Interrogé ce matin au micro de RMC, Jean-Pierre Davant a annoncé que l'augmentation du forfait hospitalier "sera vraisemblablement prise en charge par les mutuelles". "Si nous ne le faisons pas, cela pèsera sur les revenus des ménages les plus modestes", a souligné le président de la Mutualité Française. Les mutuelles seront-elles amenées à augmenter leurs cotisations ? "Oui, elles seront dans l'obligation de le faire. Ce nouveau transfert de charges vient s'ajouter à la taxe de 1 milliard d'euros sur les mutuelles l'an dernier, à leur participation financière aux dépenses de vaccination contre la grippe A et à l'augmentation générale des dépenses de santé", a expliqué Jean-Pierre Davant.

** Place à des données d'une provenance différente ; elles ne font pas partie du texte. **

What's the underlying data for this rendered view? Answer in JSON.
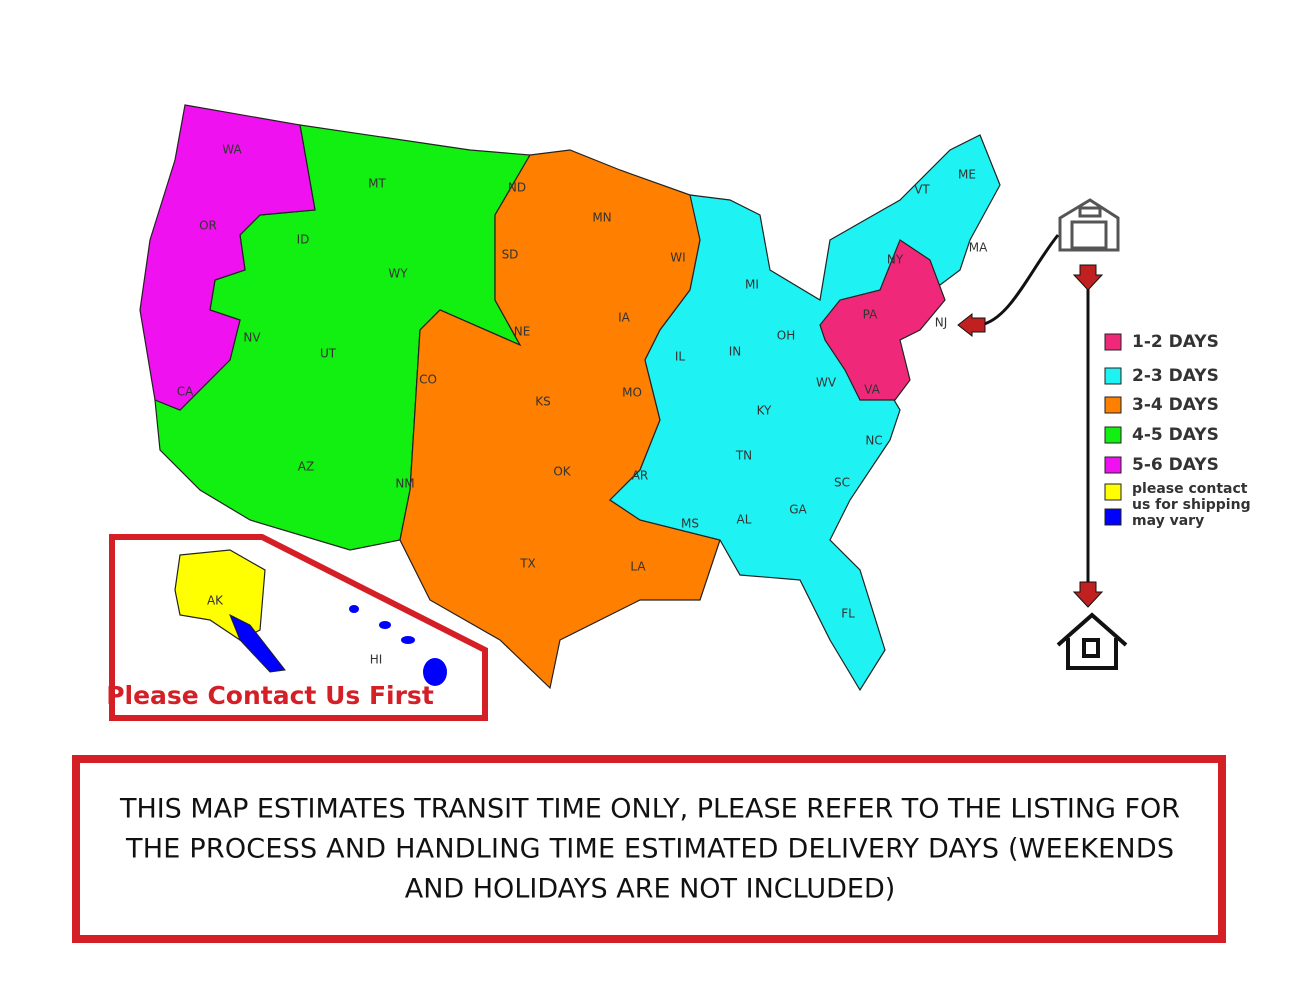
{
  "map": {
    "states": [
      "WA",
      "OR",
      "CA",
      "NV",
      "ID",
      "MT",
      "WY",
      "UT",
      "AZ",
      "NM",
      "CO",
      "ND",
      "SD",
      "NE",
      "KS",
      "OK",
      "TX",
      "MN",
      "IA",
      "MO",
      "AR",
      "LA",
      "WI",
      "IL",
      "MI",
      "IN",
      "OH",
      "KY",
      "TN",
      "MS",
      "AL",
      "GA",
      "FL",
      "SC",
      "NC",
      "VA",
      "WV",
      "PA",
      "NY",
      "VT",
      "ME",
      "MA",
      "NJ",
      "AK",
      "HI"
    ],
    "inset_label": "Please Contact Us First"
  },
  "legend": {
    "items": [
      {
        "label": "1-2 DAYS",
        "color": "#f0287a"
      },
      {
        "label": "2-3 DAYS",
        "color": "#1ef2f2"
      },
      {
        "label": "3-4 DAYS",
        "color": "#ff7f00"
      },
      {
        "label": "4-5 DAYS",
        "color": "#11f011"
      },
      {
        "label": "5-6 DAYS",
        "color": "#f011f0"
      }
    ],
    "note": {
      "colors": [
        "#ffff00",
        "#0000ff"
      ],
      "lines": [
        "please contact",
        "us for shipping",
        "may vary"
      ]
    }
  },
  "notice": {
    "lines": [
      "THIS MAP ESTIMATES TRANSIT TIME ONLY, PLEASE REFER TO THE LISTING FOR",
      "THE PROCESS AND HANDLING TIME ESTIMATED DELIVERY DAYS (WEEKENDS",
      "AND HOLIDAYS ARE NOT INCLUDED)"
    ]
  }
}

La Mutualité Française n'est pas la seule à dénoncer l'augmentation du forfait hospitalier. C'est aussi le cas de la Fnath (accidentés de la vie), dont le président Arnaud de Broca, désapprouve, dans Le Parisien/Aujourd'hui (page 6), cette mesure qui "va pénaliser les 800.000 bénéficiaires de l'allocation aux adultes handicapés" et "tous les patients qui se situent juste au-dessus du plafond de ressources de la CMU".

"Pour les 5 millions de personnes qui ne disposent pas d'une mutuelle, le reste à charge a nettement augmenté depuis 2004", rappelle Arnaud de Broca. "Les participations forfaitaires de 0,50 euro sur chaque boîte de médicament, la hausse du forfait hospitalier et les dépassements d'honoraires… cela commence à faire beaucoup", pour le président de la Fnath, qui craint que "certains malades renoncent à se faire soigner". De son côté, la CGT estime que la hausse du forfait hospitalier va "entraîner une baisse du pouvoir d'achat et surtout, une moins bonne couverture des soins" (Le Parisien/Aujourd'hui page 6).

Solvabilité 2 : l'inquiétude de la Mutualité
La mise en oeuvre de la directive européenne Solvabilité 2 suscite l'inquiétude de la Mutualité Française, comme en témoigne l'entretien accordé aux Echos (page 32) par son directeur général, Daniel Lenoir. Interrogé sur le dispositif proposé par le comité européen des régulateurs d'assurances (Ceiops), Daniel Lenoir estime en effet que "le surcoût en capital pour les mutuelles santé s'élèverait à 2,7 milliards d'euros, soit un quasi-doublement par rapport aux exigences actuelles". "En augmentant de façon injustifiée les exigences de solvabilité, on crée de fait une difficulté supplémentaire pour les sociétés de personnes, et notamment les mutuelles, qui n'auront pas d'autre moyen pour s'adapter que de renforcer leurs réserves et donc, pour celles pour qui elles ne seront pas suffisantes, d'augmenter leurs tarifs." Si cette exigence de marge supplémentaire est appliquée dans son intégralité, cela correspondrait à une augmentation de 17% des cotisations. "Cela créera une vraie distorsion de concurrence en notre défaveur", estime Daniel Lenoir. De plus, la mise en oeuvre de Solvabilité 2 pourrait nuire à la capacité des mutuelles à couvrir leurs adhérents sur certains risques, notamment celui de la dépendance, souligne-t-il. En conclusion, pour le directeur général, "il faut que la Commission, le Parlement et le Conseil européens se saisissent à nouveau du dossier et fassent comprendre au Ceiops que sa façon de travailler ne respecte pas l'esprit de la réforme".